The Fifties are often characterised as a time of conformity. Perhaps it is fairer to call it a time of belonging. A city the size of Calgary presented an impressive number of clubs and community organisations. Service clubs abounded, every church had its auxiliary, there were charities, sports leagues, speech-making societies, study groups, amateur theatricals, and so on. Television had not yet consumed people's attention; government had not yet assumed many of the duties of church and charity. Clubs were an important part of the social fabric, and their meetings and activities were the stuff of news copy and photos.
The decade was the heyday of the service clubs and fraternal orders. They predated the Fifties, but it was the time when belonging to the Jaycees, Kinsmen or the Rotarians, the Elks and the Shriners, was the thing to do. Both service clubs and fraternal orders raised money for charity and provided a place for businessmen to meet socially, and in the case of fraternal groups, sometimes to party. Everyone belonged to some type of group: people seemed to take comfort in the company of their fellows, perhaps in reaction to twenty years of doubt and uncertainty.
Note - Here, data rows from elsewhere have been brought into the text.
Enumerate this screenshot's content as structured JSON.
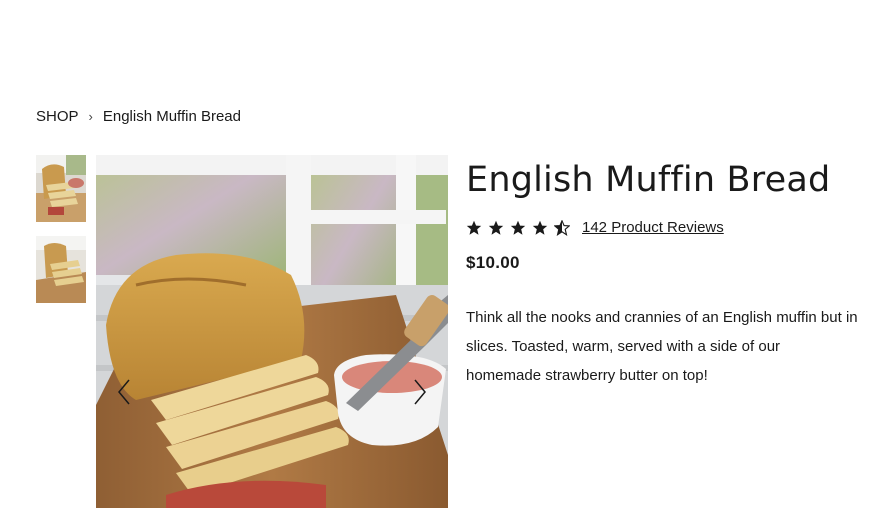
{
  "breadcrumb": {
    "shop": "SHOP",
    "separator": "›",
    "current": "English Muffin Bread"
  },
  "product": {
    "title": "English Muffin Bread",
    "rating": 4.5,
    "reviews_label": "142 Product Reviews",
    "price": "$10.00",
    "description": "Think all the nooks and crannies of an English muffin but in slices. Toasted, warm, served with a side of our homemade strawberry butter on top!"
  },
  "gallery": {
    "thumbnail_count": 2,
    "icons": {
      "prev": "chevron-left-icon",
      "next": "chevron-right-icon",
      "star": "star-icon"
    }
  },
  "colors": {
    "text": "#1a1a1a",
    "star": "#1a1a1a",
    "background": "#ffffff"
  }
}
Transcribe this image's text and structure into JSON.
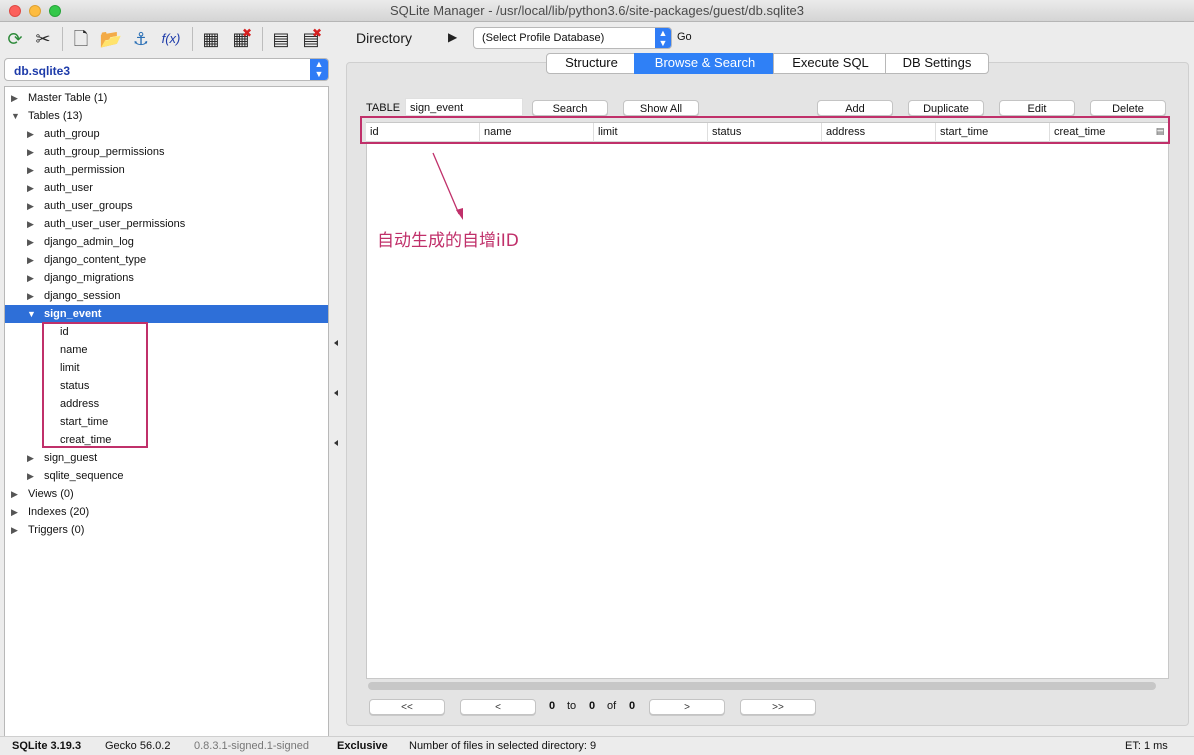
{
  "window": {
    "title": "SQLite Manager - /usr/local/lib/python3.6/site-packages/guest/db.sqlite3"
  },
  "toolbar": {
    "icons": [
      "reload-icon",
      "tools-icon",
      "new-file-icon",
      "open-folder-icon",
      "attach-icon",
      "function-icon",
      "new-table-icon",
      "drop-table-icon",
      "new-index-icon",
      "drop-index-icon"
    ],
    "function_label": "f(x)",
    "directory_label": "Directory",
    "profile_select": "(Select Profile Database)",
    "go_label": "Go"
  },
  "sidebar": {
    "db_select": "db.sqlite3",
    "tree": {
      "master": "Master Table (1)",
      "tables": "Tables (13)",
      "table_items": [
        "auth_group",
        "auth_group_permissions",
        "auth_permission",
        "auth_user",
        "auth_user_groups",
        "auth_user_user_permissions",
        "django_admin_log",
        "django_content_type",
        "django_migrations",
        "django_session"
      ],
      "selected_table": "sign_event",
      "fields": [
        "id",
        "name",
        "limit",
        "status",
        "address",
        "start_time",
        "creat_time"
      ],
      "after_items": [
        "sign_guest",
        "sqlite_sequence"
      ],
      "views": "Views (0)",
      "indexes": "Indexes (20)",
      "triggers": "Triggers (0)"
    }
  },
  "tabs": [
    {
      "label": "Structure",
      "active": false
    },
    {
      "label": "Browse & Search",
      "active": true
    },
    {
      "label": "Execute SQL",
      "active": false
    },
    {
      "label": "DB Settings",
      "active": false
    }
  ],
  "browse": {
    "table_label": "TABLE",
    "table_name": "sign_event",
    "search": "Search",
    "show_all": "Show All",
    "add": "Add",
    "duplicate": "Duplicate",
    "edit": "Edit",
    "delete": "Delete",
    "columns": [
      "id",
      "name",
      "limit",
      "status",
      "address",
      "start_time",
      "creat_time"
    ]
  },
  "annotation": {
    "text": "自动生成的自增iID",
    "color": "#c0306a"
  },
  "pager": {
    "first": "<<",
    "prev": "<",
    "from": "0",
    "to_label": "to",
    "to": "0",
    "of_label": "of",
    "total": "0",
    "next": ">",
    "last": ">>"
  },
  "status": {
    "sqlite_version": "SQLite 3.19.3",
    "gecko": "Gecko 56.0.2",
    "ext_version": "0.8.3.1-signed.1-signed",
    "mode": "Exclusive",
    "files": "Number of files in selected directory: 9",
    "et": "ET: 1 ms"
  },
  "colors": {
    "accent": "#2f80f6",
    "highlight": "#c0306a",
    "selection": "#2e6fd8"
  }
}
Women had their own clubs, societies and sisterhoods. Denied the outlet of careers, women had maintained volunteer organisations for many years. Older groups like the Imperial Order Daughters of the Empire were still vital, while the Daughters of the Nile replicated the vague orientalism of the fraternal groups. The Women's Auxiliary, part of every church, was a vital part of socialising as well as an agency of good works. The concept was applied to hospitals and even organisations like the United Commercial Travellers, an association of travelling salesmen.
Like today, many groups worked to raise funds for charity. Whether Jaycee or Rotarian, presenting large cheques to worthwhile causes was an important activity. The new Children's Hospital was a great favourite, reflecting the impact of diseases like polio and the baby boom. Facilities for public recreation were another popular choice, and groups like the Kinsmen raised thousands of dollars for civic amenities like swimming pools and arenas that were not yet a priority for municipal government. They were opened with parades and ribbon cuttings, civic booster extraordinaire Mayor Don Mackay presiding with mandatory white hat.
There were a plethora of societies dedicated to different interests in Calgary. Some were well established, like the Calgary Horticultural Society. Others were recent creations: speech-making clubs like Toastmasters – or Toastmistresses – were all the rage. Much of the city’s cultural life resided within groups like the Calgary Music Club or the Allied Arts Council in the Coste House. The proliferation of clubs and societies was not a new phenomenon; rather it was inherited from the pre-television age. The Fifties, however, would be not only a high water mark but also the beginning of a long decline for many such groups, as the tube increasingly kept people at home.
Sports were participatory in the 1950s, as reflected in the popularity of league sports, both for adults and children. The sports page was not yet solely the domain of the professionals and there were many photos of happy participants in amateur sports. Curling was one favourite. Baseball was another, but bowling, golfing, badminton and tennis all made the pages of the Albertan, the winners of tournaments and bonspiels smiling for the camera.
It may seem quaint that one of the city's major dailies would devote so much space to community groups. Those who experienced the Fifties first hand, however, often talk about the strong sense of community that existed, and Calgary was in many ways still a small town. In a close-knit community, who was going to head the local chapter of the Jaycees or Lions' Club, or who won trophies at the local high school track meet was a source of pride and interest. Today the deliberations of the local chamber of commerce and the dinners of the church auxiliary are still reported in small town newspapers; so it was in Calgary in the Fifties.